Nana

162 19 7
                                    

Setelah kejadian di bioskop beberapa minggu lalu, Yuri masih bersikap seperti biasanya. Ia masih tetap bersama dengan Yuto dan mengacuhkan segala bentuk perhatian yang Ryosuke berikan kepadanya. Sebisa mungkin, Yuri menghindar dari pandangan Ryosuke agar pemuda itu tidak bisa melakukan segala rencananya untuk membuat Yuri kembali pada dirinya.

Yuto pun yang mengetahui hal itu, juga sebisa mungkin menjauhkan sosok Ryosuke dari Yuri. Ia tidak mau Yuri kembali jatuh ke dalam pelukan Ryosuke dan sebisa mungkin membuat pemuda mungil itu benar-benar akan menjadi miliknya seorang walaupun Yuto tau hal itu jauh dari kata mungkin.

Pemuda bertubuh jangkung itu menyandarkan kepalanya pada bagian dinding tembok. Siang ini, ia sedang berada di atas atap gedung kampusnya. Tapi ia tidak sendirian. Terdapat Yuri yang sedang menyandarkan kepalanya di dada Yuto sambil memeluknya erat. Sudah sedari tadi memejamkan matanya yang terlihat sayu namun memiliki bulu mata yang lentik.

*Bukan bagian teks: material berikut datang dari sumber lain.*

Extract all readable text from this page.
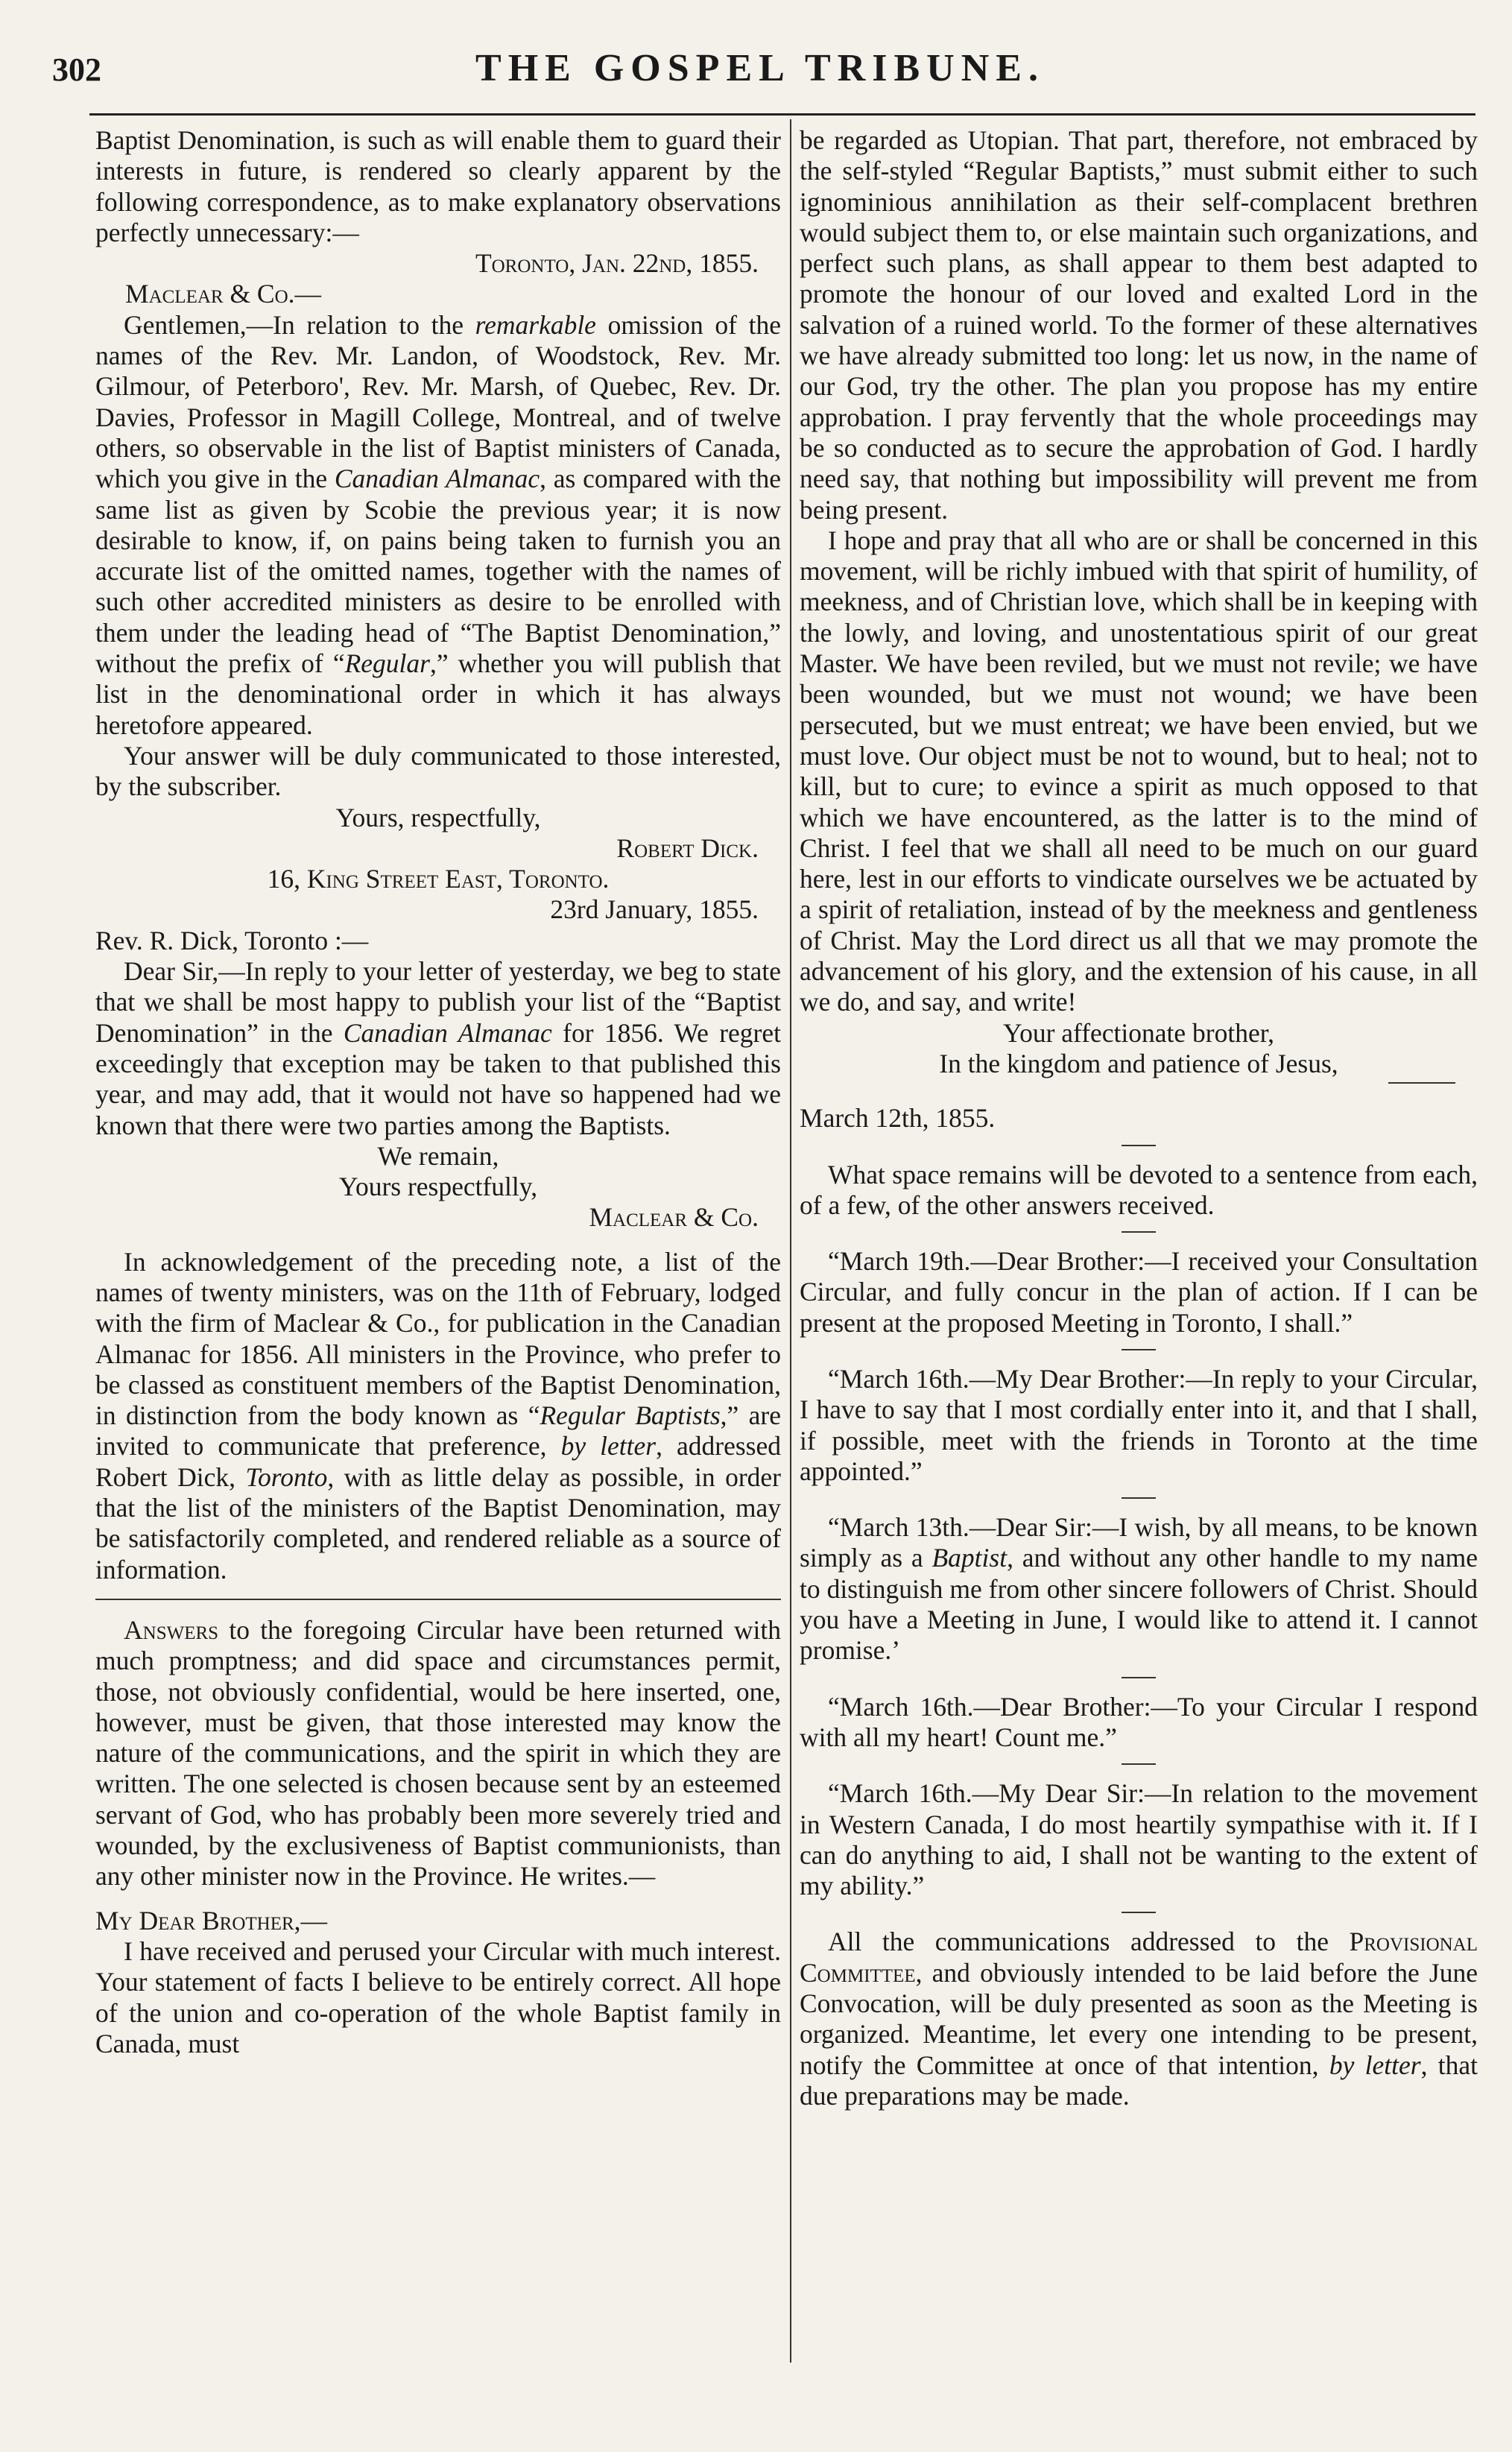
302	THE GOSPEL TRIBUNE.

Baptist Denomination, is such as will enable them to guard their interests in future, is rendered so clearly apparent by the following correspondence, as to make explanatory observations perfectly unnecessary:—

Toronto, Jan. 22nd, 1855.

Maclear & Co.—

Gentlemen,—In relation to the remarkable omission of the names of the Rev. Mr. Landon, of Woodstock, Rev. Mr. Gilmour, of Peterboro', Rev. Mr. Marsh, of Quebec, Rev. Dr. Davies, Professor in Magill College, Montreal, and of twelve others, so observable in the list of Baptist ministers of Canada, which you give in the Canadian Almanac, as compared with the same list as given by Scobie the previous year; it is now desirable to know, if, on pains being taken to furnish you an accurate list of the omitted names, together with the names of such other accredited ministers as desire to be enrolled with them under the leading head of “The Baptist Denomination,” without the prefix of “Regular,” whether you will publish that list in the denominational order in which it has always heretofore appeared.

Your answer will be duly communicated to those interested, by the subscriber.

Yours, respectfully,

Robert Dick.

16, King Street East, Toronto.

23rd January, 1855.

Rev. R. Dick, Toronto :—

Dear Sir,—In reply to your letter of yesterday, we beg to state that we shall be most happy to publish your list of the “Baptist Denomination” in the Canadian Almanac for 1856. We regret exceedingly that exception may be taken to that published this year, and may add, that it would not have so happened had we known that there were two parties among the Baptists.

We remain,

Yours respectfully,

Maclear & Co.

In acknowledgement of the preceding note, a list of the names of twenty ministers, was on the 11th of February, lodged with the firm of Maclear & Co., for publication in the Canadian Almanac for 1856. All ministers in the Province, who prefer to be classed as constituent members of the Baptist Denomination, in distinction from the body known as “Regular Baptists,” are invited to communicate that preference, by letter, addressed Robert Dick, Toronto, with as little delay as possible, in order that the list of the ministers of the Baptist Denomination, may be satisfactorily completed, and rendered reliable as a source of information.

Answers to the foregoing Circular have been returned with much promptness; and did space and circumstances permit, those, not obviously confidential, would be here inserted, one, however, must be given, that those interested may know the nature of the communications, and the spirit in which they are written. The one selected is chosen because sent by an esteemed servant of God, who has probably been more severely tried and wounded, by the exclusiveness of Baptist communionists, than any other minister now in the Province. He writes.—

My Dear Brother,—

I have received and perused your Circular with much interest. Your statement of facts I believe to be entirely correct. All hope of the union and co-operation of the whole Baptist family in Canada, must

be regarded as Utopian. That part, therefore, not embraced by the self-styled “Regular Baptists,” must submit either to such ignominious annihilation as their self-complacent brethren would subject them to, or else maintain such organizations, and perfect such plans, as shall appear to them best adapted to promote the honour of our loved and exalted Lord in the salvation of a ruined world. To the former of these alternatives we have already submitted too long: let us now, in the name of our God, try the other. The plan you propose has my entire approbation. I pray fervently that the whole proceedings may be so conducted as to secure the approbation of God. I hardly need say, that nothing but impossibility will prevent me from being present.

I hope and pray that all who are or shall be concerned in this movement, will be richly imbued with that spirit of humility, of meekness, and of Christian love, which shall be in keeping with the lowly, and loving, and unostentatious spirit of our great Master. We have been reviled, but we must not revile; we have been wounded, but we must not wound; we have been persecuted, but we must entreat; we have been envied, but we must love. Our object must be not to wound, but to heal; not to kill, but to cure; to evince a spirit as much opposed to that which we have encountered, as the latter is to the mind of Christ. I feel that we shall all need to be much on our guard here, lest in our efforts to vindicate ourselves we be actuated by a spirit of retaliation, instead of by the meekness and gentleness of Christ. May the Lord direct us all that we may promote the advancement of his glory, and the extension of his cause, in all we do, and say, and write!

Your affectionate brother,

In the kingdom and patience of Jesus,

March 12th, 1855.

What space remains will be devoted to a sentence from each, of a few, of the other answers received.

“March 19th.—Dear Brother:—I received your Consultation Circular, and fully concur in the plan of action. If I can be present at the proposed Meeting in Toronto, I shall.”

“March 16th.—My Dear Brother:—In reply to your Circular, I have to say that I most cordially enter into it, and that I shall, if possible, meet with the friends in Toronto at the time appointed.”

“March 13th.—Dear Sir:—I wish, by all means, to be known simply as a Baptist, and without any other handle to my name to distinguish me from other sincere followers of Christ. Should you have a Meeting in June, I would like to attend it. I cannot promise.’

“March 16th.—Dear Brother:—To your Circular I respond with all my heart! Count me.”

“March 16th.—My Dear Sir:—In relation to the movement in Western Canada, I do most heartily sympathise with it. If I can do anything to aid, I shall not be wanting to the extent of my ability.”

All the communications addressed to the Provisional Committee, and obviously intended to be laid before the June Convocation, will be duly presented as soon as the Meeting is organized. Meantime, let every one intending to be present, notify the Committee at once of that intention, by letter, that due preparations may be made.
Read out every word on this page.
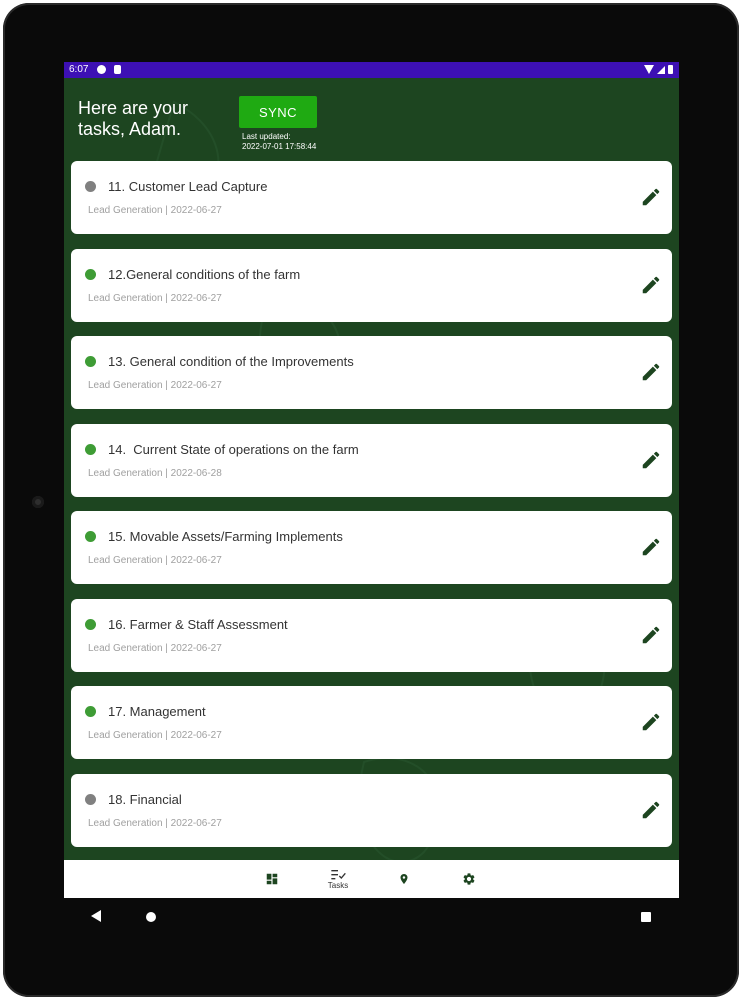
6:07
Here are your tasks, Adam.
SYNC
Last updated:
2022-07-01 17:58:44
11. Customer Lead Capture
Lead Generation | 2022-06-27
12.General conditions of the farm
Lead Generation | 2022-06-27
13. General condition of the Improvements
Lead Generation | 2022-06-27
14.  Current State of operations on the farm
Lead Generation | 2022-06-28
15. Movable Assets/Farming Implements
Lead Generation | 2022-06-27
16. Farmer & Staff Assessment
Lead Generation | 2022-06-27
17. Management
Lead Generation | 2022-06-27
18. Financial
Lead Generation | 2022-06-27
Tasks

Yuto tentu tidak ingin menghancurkan momen berharga seperti saat ini.

Selama beberapa puluh menit mereka masih saling diam satu sama lain. Yuto mengangkat sebelah tangannya dan mengelus surai hitam Yuri disaat pemuda mungil itu semakin mengencangkan pelukannya pada Yuto.

"Yuto-kun." Panggil Yuri lemah masih dengan matanya yang terpejam.

Yuto terdiam sebentar, sebelum menjawab panggilan Yuri dengan sebuah deheman halus.

"Maafkan aku."

Yuto hanya mendengar. Ia paham betul apa maksud dari permintaan maaf itu. Yuto tau segalanya walaupun ia hanya diam—ditambah perkataan Daiki kemarin. Dan tidak ada terbesit di pikirannya untuk memberi tahu bahwa ia tahu segalanya, walaupun ia sendiri yakin Yuri sepertinya sudah mengetahui bahwa Yuto telah mengetahui apa maksud tujuannya sendiri.

Yuto tetap mengusap surai hitam itu. Memejamkan matanya. Mencoba tidak peduli dengan apapun seperti Yuri yang tidak peduli dengan apapun. Yuto memilih untuk diam. Hanya satu cara itulah yang ia tahu untuk bisa tetap bersama si mungil di dekapannya ini. Karena tentu perasaannya lebih besar daripada yang ia perkirakan, dan ia tidak mau menyerah begitu saja.

Ia merasakan Yuri menenggelamkan wajahnya lebih dalam ke dada Yuto. Merasakan si pemuda bergigi kelinci itu menghirup dalam-dalam aroma maskulin yang Yuto miliki dan merasakan sunggingkan senyum yang ia lakukan.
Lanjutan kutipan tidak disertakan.